両側のパーソナル・スペースを侵害される不快感から逃れ、少しでも落ち着いていられる状況に、無意識のうちに身を置こうとしていると説明できます。

満員電車で立っている場合は、あらゆる方向を他人に囲まれ、パーソナル・スペースどころではなくなります。通勤ラッシュが疲れるのは、押されたりする苦痛に加え、縄張りが侵害され不快感が高まるためだといえます。誰もがイライラし、落ち着かなくなるため、嫌悪感が募ってちょっとしたことでトラブルが起こりやすい状況となります。

公衆トイレの男性用の小便器の使われ方にも、電車の座席と同じ傾向が見られます。端が使用中であると、次に来た人は間をあけた小便器を使おうとします。空いているのにあえて隣に人が来られたら、途端に警戒するでしょう。

女子学生を被験者としたフィリップとソマーは、図書館を舞台とした実験をしました。女子学生が席に座っていると、ガラ空きなのにすぐ隣に男子学生が座るという実験です。女子学生は肘をついたり、椅子をずらしたりしますが、それでも落ち着かず、7割の人は30分も経たないうちに席を離れました。縄張りを侵害される行為は、それくらい耐えがたいものなのだと覚えておきましょう。

ただし、パーソナル・スペースは男女や性格によっても異なります。
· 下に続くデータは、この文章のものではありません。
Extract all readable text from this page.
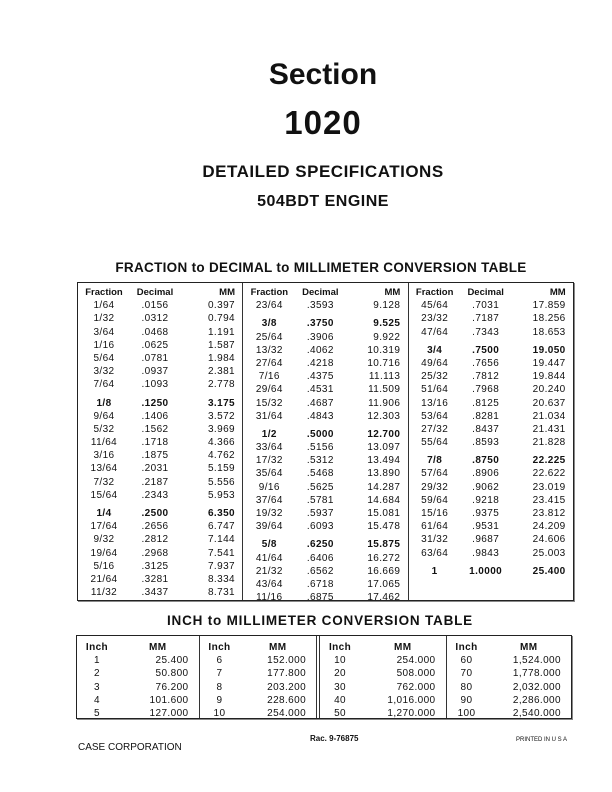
Section
1020
DETAILED SPECIFICATIONS
504BDT ENGINE
FRACTION to DECIMAL to MILLIMETER CONVERSION TABLE
Fraction	Decimal	MM
1/64	.0156	0.397
1/32	.0312	0.794
3/64	.0468	1.191
1/16	.0625	1.587
5/64	.0781	1.984
3/32	.0937	2.381
7/64	.1093	2.778
1/8	.1250	3.175
9/64	.1406	3.572
5/32	.1562	3.969
11/64	.1718	4.366
3/16	.1875	4.762
13/64	.2031	5.159
7/32	.2187	5.556
15/64	.2343	5.953
1/4	.2500	6.350
17/64	.2656	6.747
9/32	.2812	7.144
19/64	.2968	7.541
5/16	.3125	7.937
21/64	.3281	8.334
11/32	.3437	8.731
Fraction	Decimal	MM
23/64	.3593	9.128
3/8	.3750	9.525
25/64	.3906	9.922
13/32	.4062	10.319
27/64	.4218	10.716
7/16	.4375	11.113
29/64	.4531	11.509
15/32	.4687	11.906
31/64	.4843	12.303
1/2	.5000	12.700
33/64	.5156	13.097
17/32	.5312	13.494
35/64	.5468	13.890
9/16	.5625	14.287
37/64	.5781	14.684
19/32	.5937	15.081
39/64	.6093	15.478
5/8	.6250	15.875
41/64	.6406	16.272
21/32	.6562	16.669
43/64	.6718	17.065
11/16	.6875	17.462
Fraction	Decimal	MM
45/64	.7031	17.859
23/32	.7187	18.256
47/64	.7343	18.653
3/4	.7500	19.050
49/64	.7656	19.447
25/32	.7812	19.844
51/64	.7968	20.240
13/16	.8125	20.637
53/64	.8281	21.034
27/32	.8437	21.431
55/64	.8593	21.828
7/8	.8750	22.225
57/64	.8906	22.622
29/32	.9062	23.019
59/64	.9218	23.415
15/16	.9375	23.812
61/64	.9531	24.209
31/32	.9687	24.606
63/64	.9843	25.003
1	1.0000	25.400
INCH to MILLIMETER CONVERSION TABLE
Inch	MM
1	25.400
2	50.800
3	76.200
4	101.600
5	127.000
Inch	MM
6	152.000
7	177.800
8	203.200
9	228.600
10	254.000
Inch	MM
10	254.000
20	508.000
30	762.000
40	1,016.000
50	1,270.000
Inch	MM
60	1,524.000
70	1,778.000
80	2,032.000
90	2,286.000
100	2,540.000
CASE CORPORATION
Rac. 9-76875	PRINTED IN U S A
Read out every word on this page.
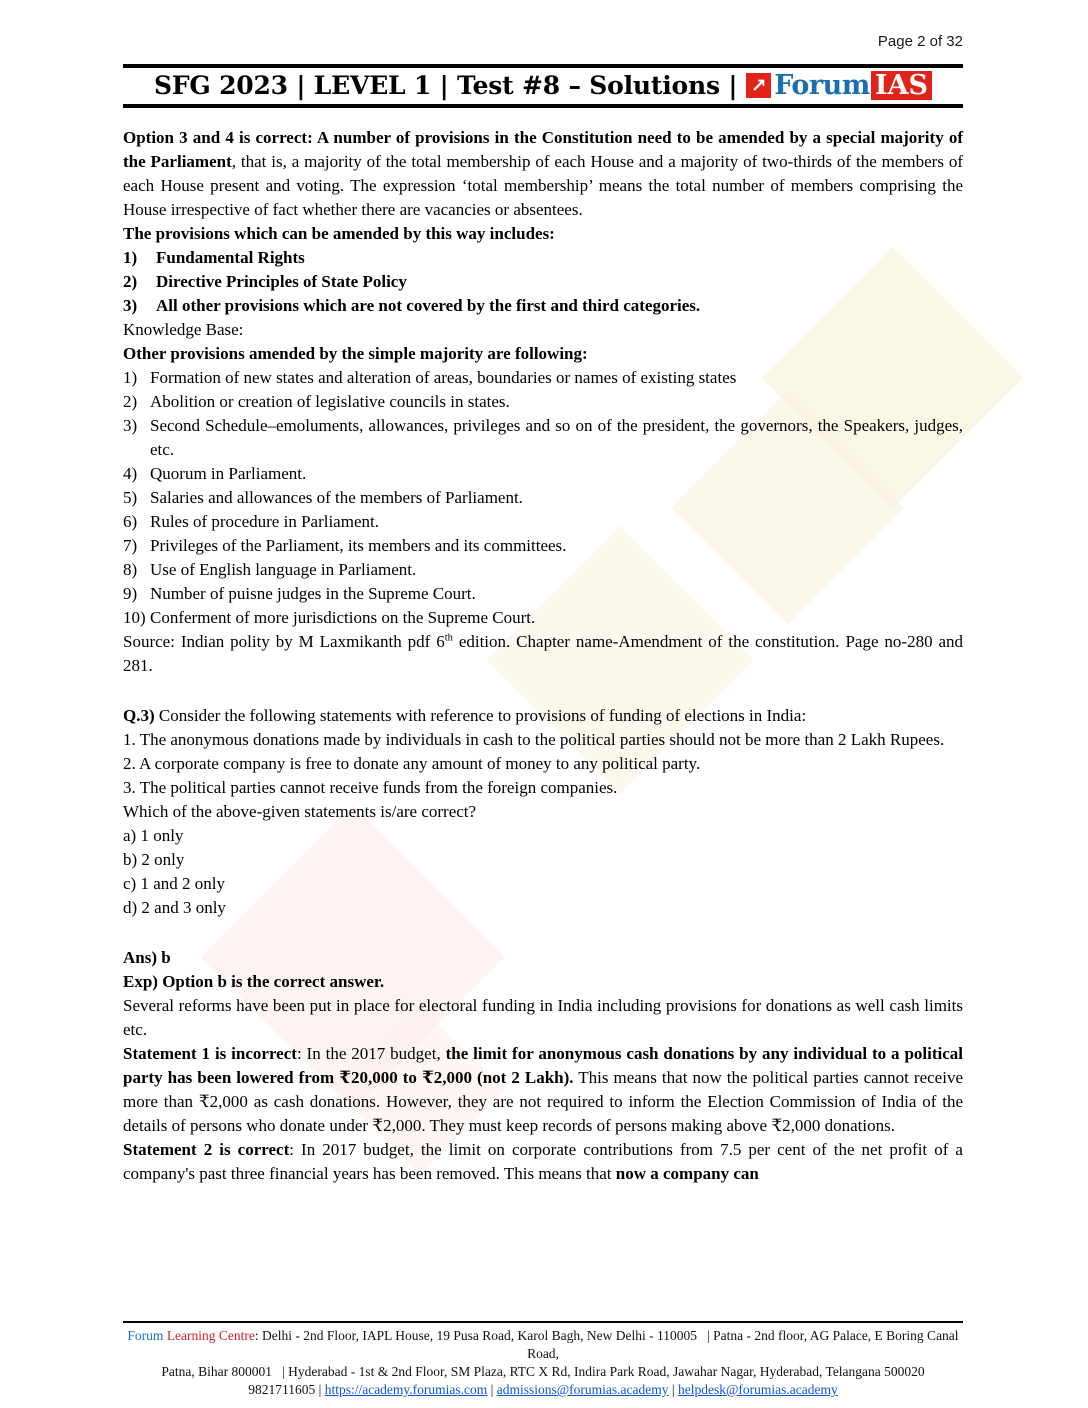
Page 2 of 32
SFG 2023 | LEVEL 1 | Test #8 – Solutions | ↗ Forum IAS
Option 3 and 4 is correct: A number of provisions in the Constitution need to be amended by a special majority of the Parliament, that is, a majority of the total membership of each House and a majority of two-thirds of the members of each House present and voting. The expression ‘total membership’ means the total number of members comprising the House irrespective of fact whether there are vacancies or absentees.
The provisions which can be amended by this way includes:
1) Fundamental Rights
2) Directive Principles of State Policy
3) All other provisions which are not covered by the first and third categories.
Knowledge Base:
Other provisions amended by the simple majority are following:
1) Formation of new states and alteration of areas, boundaries or names of existing states
2) Abolition or creation of legislative councils in states.
3) Second Schedule–emoluments, allowances, privileges and so on of the president, the governors, the Speakers, judges, etc.
4) Quorum in Parliament.
5) Salaries and allowances of the members of Parliament.
6) Rules of procedure in Parliament.
7) Privileges of the Parliament, its members and its committees.
8) Use of English language in Parliament.
9) Number of puisne judges in the Supreme Court.
10) Conferment of more jurisdictions on the Supreme Court.
Source: Indian polity by M Laxmikanth pdf 6th edition. Chapter name-Amendment of the constitution. Page no-280 and 281.
Q.3) Consider the following statements with reference to provisions of funding of elections in India:
1. The anonymous donations made by individuals in cash to the political parties should not be more than 2 Lakh Rupees.
2. A corporate company is free to donate any amount of money to any political party.
3. The political parties cannot receive funds from the foreign companies.
Which of the above-given statements is/are correct?
a) 1 only
b) 2 only
c) 1 and 2 only
d) 2 and 3 only
Ans) b
Exp) Option b is the correct answer.
Several reforms have been put in place for electoral funding in India including provisions for donations as well cash limits etc.
Statement 1 is incorrect: In the 2017 budget, the limit for anonymous cash donations by any individual to a political party has been lowered from ₹20,000 to ₹2,000 (not 2 Lakh). This means that now the political parties cannot receive more than ₹2,000 as cash donations. However, they are not required to inform the Election Commission of India of the details of persons who donate under ₹2,000. They must keep records of persons making above ₹2,000 donations.
Statement 2 is correct: In 2017 budget, the limit on corporate contributions from 7.5 per cent of the net profit of a company's past three financial years has been removed. This means that now a company can
Forum Learning Centre: Delhi - 2nd Floor, IAPL House, 19 Pusa Road, Karol Bagh, New Delhi - 110005   | Patna - 2nd floor, AG Palace, E Boring Canal Road,
Patna, Bihar 800001   | Hyderabad - 1st & 2nd Floor, SM Plaza, RTC X Rd, Indira Park Road, Jawahar Nagar, Hyderabad, Telangana 500020
9821711605 | https://academy.forumias.com | admissions@forumias.academy | helpdesk@forumias.academy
物事にこだわらない開けっ広げの人は領域が狭いのに対し、気難しく神経質な人は広い縄張りを必要とし、文字通り人を寄せつけません。暴力的な人は一般的なパーソナル・スペースの2倍程度を必要とするとした研究もあります。

また、文化による違いも認められ、日本では欧米よりパーソナル・スペースが広いといわれます。人との距離を詰めるのは少しずつにしましょう。